Rutherford Birchard Hayes (Oct. 4, 1822 - Jan. 17, 1893)

Rutherford B. HayesRutherford Birchard Hayes, 19th president of the United States, was born in Delaware, Ohio. In 1838 Hayes entered Kenyon College at Gambier, Ohio, and in 1842 graduated at the head of his class. After a disappointing year of reading law in Columbus, he entered the Harvard Law School, studied under Simon Greenleaf and Supreme Court Justice Joseph Story, and received his bachelor of laws degree in 1845.

Hayes first practiced law in Birchard's little town of Lower Sandusky (now Fremont), Ohio, but in 1850 he moved to Cincinnati.

Beginning in 1853 Hayes defended runaway slaves, and later, seeking to prevent the spread of slavery into western territories, he joined the Republican Party. From 1858 to 1861 Hayes served as Cincinnati's city solicitor. The attack of Fort Sumter on April 12, 1861, however, infuriated him. On June 27, he was commissioned a major in the 23rd Ohio Volunteer Infantry. An inspirational leader in battle, Hayes served four years, was wounded five times, was brevetted major general and emerged from the war a member of Congress.

In 1867 Hayes resigned from Congress to run for governor of Ohio. He was elected and served two terms from 1868 to 1872. He was primarily responsible for the ratification by Ohio of the 15th Amendment and for the establishment of the Ohio State University.

Obnoxious to no one, Hayes recognized that “availability” was his strength and did little to secure the nomination for president in 1876. When more powerful candidates failed, availability worked, and Hayes received the nomination.

In deciding issues, Hayes was principled yet practical, cautious yet courageous. Once he made up his mind he was firm and consistent. He did not panic under stress, endured criticism and hostility, was slow to anger and bore few grudges. He was a patient reformer, confident that ultimately his goals would be achieved. Because of these attitudes, Hayes succeeded so far as the circumstances of his presidency allowed.

For those experiencing hard times, Reconstruction and corruption were not important issues. Wage cuts, unemployment, and shrinking incomes led to the Great Railroad Strike of 1877, to agitation against Chinese laborers in California and to demands for currency expansion. The reaction of Hayes to these problems was tempered by moderation and practicality. His restrained, legalistic response to the Great Strike saved lives and property.

Near the end of his administration, Hayes claimed that his hard-money stance and especially the resumption of specie payments, which in January 1879 placed the United States back on the gold standard, had restored the confidence of investors and the business community. With abundant capital and low interest rates, industries were thriving, railroads expanding, and foreign trade increasing.

Although his southern policy failed to secure obedience to the Reconstruction amendments, Hayes never abandoned his commitment to civil rights and to equal educational and economic opportunities for all Americans.
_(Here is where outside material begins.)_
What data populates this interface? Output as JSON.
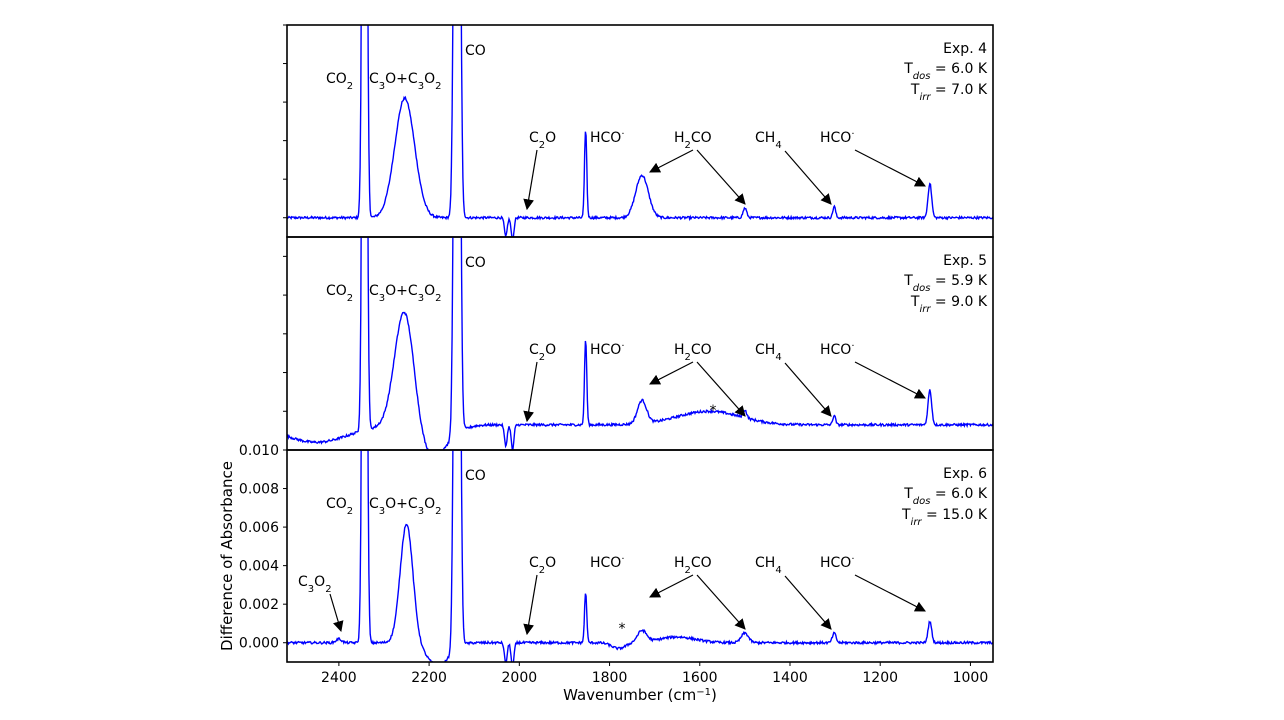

He was conscientious, humane and just. He urged that federal subsidies be given to poor states and territories so that all children could receive a quality education.

In retirement Hayes vigorously advocated a larger role for the federal government in promoting the public welfare. Having as president signed the Arrears of Pension Act (1879), he continued his fight to better support needy veterans. His denunciation of giant monopolistic corporations and his support of federal regulation of industry (for example, the 1887 Interstate Commerce Act), make Hayes a precursor of progressivism.

Believing that education would ultimately cure most of the problems in American society, Hayes made it his “hobby.” Even when president, he was a conscientious trustee of the Peabody Fund, which supported the education of southern blacks and whites.

A few months after his 70th birthday, an attack of angina pectoris felled him in Cleveland, where he was on Ohio State University business. The pain was intense, but, after some brandy, he insisted on returning home to Spiegel Grove, where he died.